Pourquoi le français s’es-il imposé à titre principal dans le langage judiciaire, alors même que la Common Law s’est imposée comme un droit « national » ? 2 raisons majeures.

  • Hommes de loi et juristes, en se professionnalisant, ont forgé leur langage technique, qui est à la fois un outil et un mode de distinction : plus l’usage du français recule ans la société anglaise, mieux le français juridique remplit cette fonction de distinction. C’est ce que soutient sir John Fortescue quand il insiste sur la qualité authentique du français parlé par les juristes anglais. Il en donne deux raisons : l’une est que le français des Français s’est corrompu par quadam ruditate; l’autre est que le français est au XVè siècle plus souvent écrit que parlé.
  • Le droit anglais n’est pas enseigné dans les universités, donc en latin, mais dans les inns of court (cf. infra). Si le français isolait les professionnels du droit des amateurs laïcs anglophones, il les isolait tout aussi efficacement de la concurrence des universitaires juristes latinophones.
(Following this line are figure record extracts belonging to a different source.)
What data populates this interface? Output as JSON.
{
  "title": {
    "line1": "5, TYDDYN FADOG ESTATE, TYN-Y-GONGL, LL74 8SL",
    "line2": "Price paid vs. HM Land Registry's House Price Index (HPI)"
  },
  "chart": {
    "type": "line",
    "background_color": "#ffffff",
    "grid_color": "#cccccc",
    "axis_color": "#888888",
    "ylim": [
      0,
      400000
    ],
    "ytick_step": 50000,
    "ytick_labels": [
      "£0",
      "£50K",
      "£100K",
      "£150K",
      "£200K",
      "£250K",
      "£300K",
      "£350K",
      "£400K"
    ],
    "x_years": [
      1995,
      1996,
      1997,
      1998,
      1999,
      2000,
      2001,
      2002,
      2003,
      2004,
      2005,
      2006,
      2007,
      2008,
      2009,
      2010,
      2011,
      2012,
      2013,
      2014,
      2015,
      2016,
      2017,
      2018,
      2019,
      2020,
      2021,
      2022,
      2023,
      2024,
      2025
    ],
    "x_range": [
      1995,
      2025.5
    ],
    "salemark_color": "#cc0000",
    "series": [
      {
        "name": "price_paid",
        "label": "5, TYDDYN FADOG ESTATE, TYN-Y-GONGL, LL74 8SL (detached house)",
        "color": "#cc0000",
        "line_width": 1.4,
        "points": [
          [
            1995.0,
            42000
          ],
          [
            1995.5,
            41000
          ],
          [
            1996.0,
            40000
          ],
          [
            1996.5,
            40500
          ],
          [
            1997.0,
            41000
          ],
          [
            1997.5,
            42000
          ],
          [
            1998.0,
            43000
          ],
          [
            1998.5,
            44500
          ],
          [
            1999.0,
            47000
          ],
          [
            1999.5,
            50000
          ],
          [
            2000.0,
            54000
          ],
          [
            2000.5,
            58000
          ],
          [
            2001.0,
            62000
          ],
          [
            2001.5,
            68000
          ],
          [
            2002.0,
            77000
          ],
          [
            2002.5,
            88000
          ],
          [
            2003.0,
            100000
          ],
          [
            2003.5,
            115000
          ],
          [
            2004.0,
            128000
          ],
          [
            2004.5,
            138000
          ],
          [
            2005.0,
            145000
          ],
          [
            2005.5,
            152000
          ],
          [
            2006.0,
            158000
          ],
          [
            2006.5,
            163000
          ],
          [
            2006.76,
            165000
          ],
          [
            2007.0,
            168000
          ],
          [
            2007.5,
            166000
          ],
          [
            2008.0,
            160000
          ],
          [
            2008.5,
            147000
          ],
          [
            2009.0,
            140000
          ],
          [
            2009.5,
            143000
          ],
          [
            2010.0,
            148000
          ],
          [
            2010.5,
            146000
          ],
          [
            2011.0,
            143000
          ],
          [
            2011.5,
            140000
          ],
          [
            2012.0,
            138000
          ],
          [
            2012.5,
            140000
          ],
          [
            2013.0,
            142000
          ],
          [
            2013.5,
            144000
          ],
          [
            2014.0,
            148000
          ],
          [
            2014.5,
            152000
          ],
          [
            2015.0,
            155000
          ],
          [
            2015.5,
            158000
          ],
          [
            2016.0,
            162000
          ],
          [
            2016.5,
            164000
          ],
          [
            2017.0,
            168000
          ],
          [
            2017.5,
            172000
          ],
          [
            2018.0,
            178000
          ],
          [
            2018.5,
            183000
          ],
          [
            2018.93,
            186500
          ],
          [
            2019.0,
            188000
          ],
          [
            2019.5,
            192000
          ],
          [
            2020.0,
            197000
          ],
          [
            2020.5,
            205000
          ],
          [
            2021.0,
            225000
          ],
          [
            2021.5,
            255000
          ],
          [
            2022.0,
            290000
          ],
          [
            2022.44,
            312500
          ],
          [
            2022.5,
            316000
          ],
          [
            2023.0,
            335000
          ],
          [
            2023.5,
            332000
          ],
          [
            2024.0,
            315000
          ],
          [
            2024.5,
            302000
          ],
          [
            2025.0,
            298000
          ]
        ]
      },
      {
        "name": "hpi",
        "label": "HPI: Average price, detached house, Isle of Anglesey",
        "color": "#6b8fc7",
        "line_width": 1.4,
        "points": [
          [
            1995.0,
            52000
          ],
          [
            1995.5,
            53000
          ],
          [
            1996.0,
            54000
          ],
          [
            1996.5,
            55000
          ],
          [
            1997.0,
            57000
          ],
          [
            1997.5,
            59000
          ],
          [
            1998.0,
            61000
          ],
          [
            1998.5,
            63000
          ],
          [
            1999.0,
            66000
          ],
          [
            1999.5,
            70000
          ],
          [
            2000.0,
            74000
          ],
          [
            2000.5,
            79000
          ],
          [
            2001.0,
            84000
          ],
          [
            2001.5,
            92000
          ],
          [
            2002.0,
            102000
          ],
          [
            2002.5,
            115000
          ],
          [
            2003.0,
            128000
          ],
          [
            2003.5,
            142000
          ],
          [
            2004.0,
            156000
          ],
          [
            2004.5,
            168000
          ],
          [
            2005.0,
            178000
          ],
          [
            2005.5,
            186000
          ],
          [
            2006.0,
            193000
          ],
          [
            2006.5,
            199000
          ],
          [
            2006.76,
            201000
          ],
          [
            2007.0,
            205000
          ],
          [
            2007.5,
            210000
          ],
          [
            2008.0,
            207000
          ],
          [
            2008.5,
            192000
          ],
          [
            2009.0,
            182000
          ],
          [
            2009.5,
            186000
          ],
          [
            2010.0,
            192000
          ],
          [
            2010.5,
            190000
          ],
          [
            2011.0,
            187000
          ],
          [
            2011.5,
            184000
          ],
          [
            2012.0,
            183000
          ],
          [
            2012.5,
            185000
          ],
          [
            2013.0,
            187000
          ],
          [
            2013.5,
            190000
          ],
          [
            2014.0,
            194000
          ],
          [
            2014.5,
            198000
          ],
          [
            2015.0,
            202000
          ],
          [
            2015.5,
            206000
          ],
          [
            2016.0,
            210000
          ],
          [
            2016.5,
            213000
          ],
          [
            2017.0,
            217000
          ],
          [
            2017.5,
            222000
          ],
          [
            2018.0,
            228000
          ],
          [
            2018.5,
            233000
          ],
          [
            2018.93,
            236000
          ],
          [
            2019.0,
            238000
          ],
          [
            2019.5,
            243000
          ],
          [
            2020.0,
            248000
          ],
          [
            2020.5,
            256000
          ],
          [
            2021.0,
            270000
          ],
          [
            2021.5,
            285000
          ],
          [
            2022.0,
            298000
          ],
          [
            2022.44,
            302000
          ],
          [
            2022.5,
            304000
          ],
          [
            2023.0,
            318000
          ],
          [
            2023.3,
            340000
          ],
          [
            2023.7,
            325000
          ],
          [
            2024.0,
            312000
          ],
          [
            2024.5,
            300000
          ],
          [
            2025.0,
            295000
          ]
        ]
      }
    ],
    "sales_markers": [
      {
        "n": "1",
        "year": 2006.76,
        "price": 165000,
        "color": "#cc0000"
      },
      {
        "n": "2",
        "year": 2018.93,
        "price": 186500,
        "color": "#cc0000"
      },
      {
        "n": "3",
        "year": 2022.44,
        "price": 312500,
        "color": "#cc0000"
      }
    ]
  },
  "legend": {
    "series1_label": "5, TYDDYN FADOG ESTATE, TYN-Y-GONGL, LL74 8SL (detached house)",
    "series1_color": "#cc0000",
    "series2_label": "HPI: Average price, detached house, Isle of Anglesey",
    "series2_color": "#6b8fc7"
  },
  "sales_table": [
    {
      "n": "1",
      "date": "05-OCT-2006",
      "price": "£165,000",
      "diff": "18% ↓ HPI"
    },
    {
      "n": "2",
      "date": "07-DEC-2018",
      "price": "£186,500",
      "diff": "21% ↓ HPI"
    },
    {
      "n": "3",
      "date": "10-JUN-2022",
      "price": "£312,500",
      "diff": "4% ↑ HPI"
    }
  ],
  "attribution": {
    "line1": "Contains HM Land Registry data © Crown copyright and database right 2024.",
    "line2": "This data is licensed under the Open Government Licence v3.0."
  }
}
Une grande partie de la littérature juridique est donc rédigée en français : le grand traité de Bracton (mort en 1268) « De legibus et consuetudinibus Angliae » est traduit en français dès 1290, et l’on trouve de courts traités de droit en français, soit seuls, soit réunis en collections.

Ceci dit, le français qui est utilisé comme la langue judiciaire officielle de l’Angleterre est profondément altéré par le temps, le jargon et la contamination de l’anglais. Au total, une langue obscure, qui nécessitait un apprentissage spécifique :

« Le case fuit que en home et se feme ayant longe temps vive incontinent ensemble, le home ayant consumé son substance (…) dit al feme que il fuit weary de son vie et que il voilait lui même occider ; a que la feme dit que donc il voilait auxi moryer ove lui ; per que le home praya la feme que ele voiloit vaer et atchater ratesbane and ils voilent ceo Biber ensemble, le quel elle fist et el ceo mist en le drink et ils bibent ceo. Mes la feme aprest prist sallet oyle, per que elle vomit et fuit recov, mes le home morust ; et le question fuit si ceo fuit murther en la feme. »

Ce français judiciaire fut une première fois interdit par Cromwell en 1650 au profit de l’anglais. Mais il fut réintroduit avec la Restauration. Il disparut cependant progressivement des prétoires, jusqu’à ce qu’un statut de George II en 1731 lui porte le coup de grâce, éliminant du même coup le latin.

C-La théorie du précédent judiciaire

1- Formulation de la règle

La règle du précédent ou stare decisis (latin : rester sur la décision) est une règle de droit s’appliquant particulièrement dans les pays de common law. Cette règle veut que les tribunaux rendent des décisions conformes aux décisions antérieures. Bien que moins importante dans les pays de droits de tradition civiliste, la règle du précédent y existe aussi, sous la forme du respect de la jurisprudence établie. Selon la Cour suprême de Louisiane, un état dans lequel le droit est inspiré du Code napoléonien, la différence entre le stare decisis et la règle de la jurisprudence constante résiderait dans le fait qu’une seule décision jurisprudentielle peut suffire à fonder la règle du stare decisis, tandis qu’il faudrait une série de décisions cohérentes pour fonder une règle de jurisprudence constante1. La différence est donc essentiellement de degré, plutôt que de nature. Cette règle n’empêche toutefois pas des revirements de jurisprudence constante.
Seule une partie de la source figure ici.